Although the employer is responsible for payment of payroll taxes, income tax is the employee’s responsibility. For federal income taxes the employer will typically withhold a percentage of the employee’s wages based on the federal withholding table and submit the funds withheld to the U.S. treasury—but it is the employee’s responsibility to pay any additional income tax due by the April 15 deadline—or to seek a refund if the amounts withheld by the employer are more than the employee owes. Most states and some cities and counties also impose income taxes—much of which may be withheld by the employer and paid to state, city, or county treasury.

Self-employed persons are also required to remit payroll taxes, and these are referred to as self-employment taxes.

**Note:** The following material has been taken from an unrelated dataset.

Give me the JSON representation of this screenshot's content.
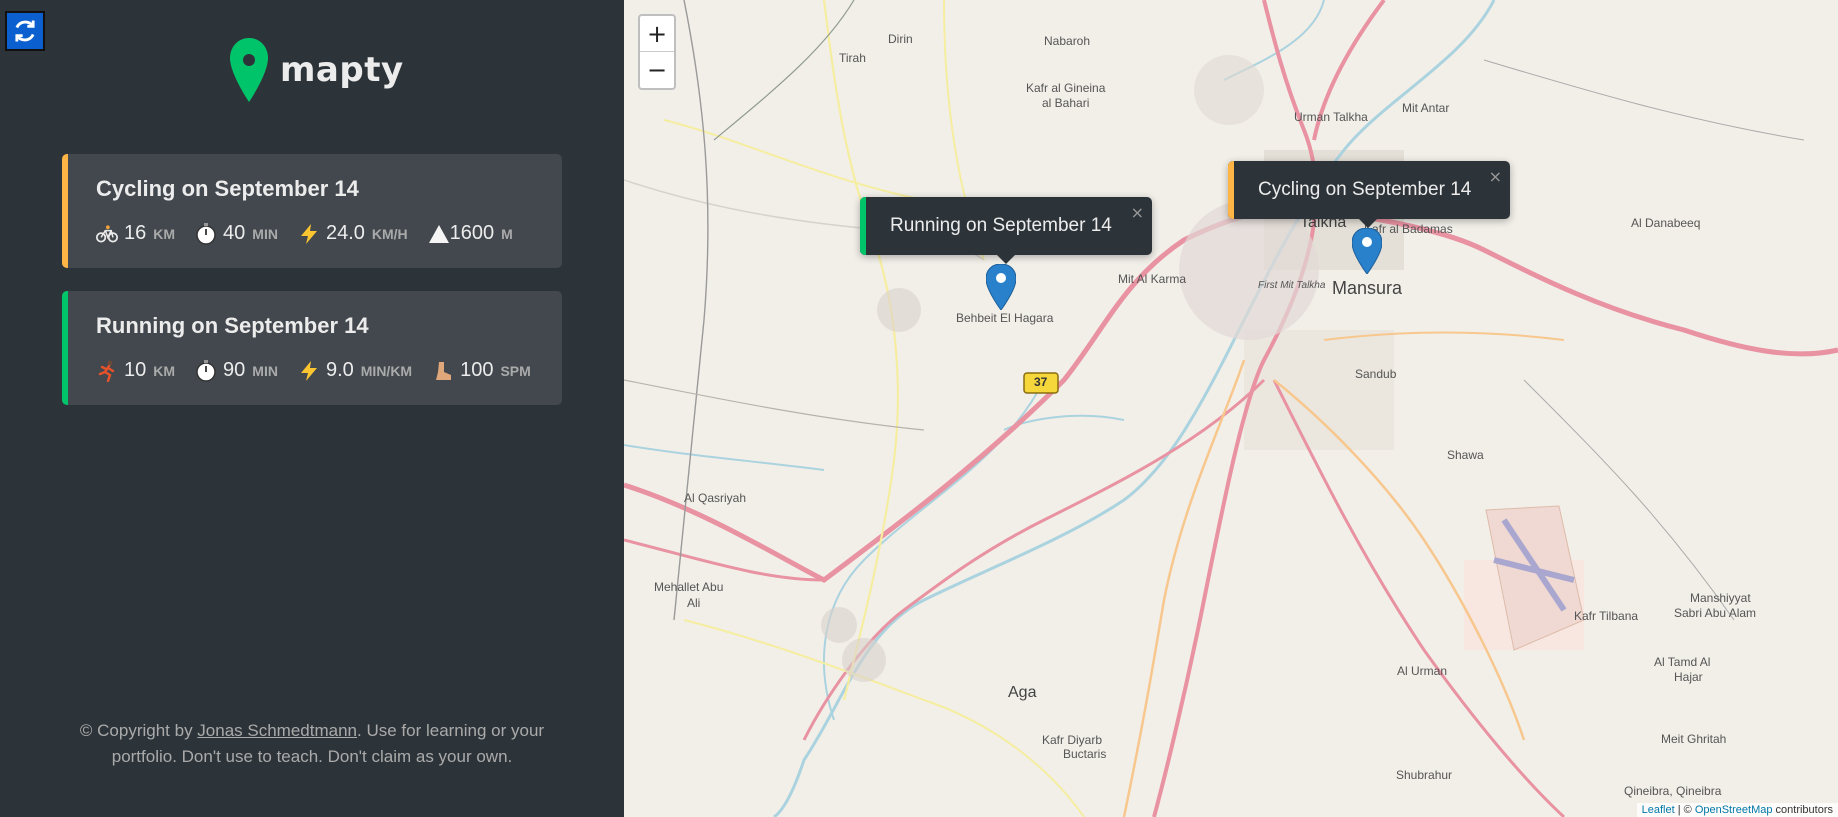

In Texas, payroll taxes consist of federal taxes that are withheld from an employee's wages by their employer and remitted to the government. These taxes fund specific programs such as Medicare and Social Security and are known as Federal Insurance Contributions Act (FICA) taxes, appearing on pay stubs as MedFICA and FICA. The responsibility for paying payroll taxes lies with the employer, while income taxes are the employee's responsibility. Employers withhold a portion of wages for federal income taxes based on federal withholding tables and submit these funds to the U.S. Treasury. Employees must ensure they pay any additional income tax due by April 15 or claim a refund if they have overpaid. Texas does not have a state income tax, so there are no state payroll taxes withheld for state revenue purposes. However, self-employed individuals in Texas are required to pay self-employment taxes, which serve a similar purpose to payroll taxes for employees.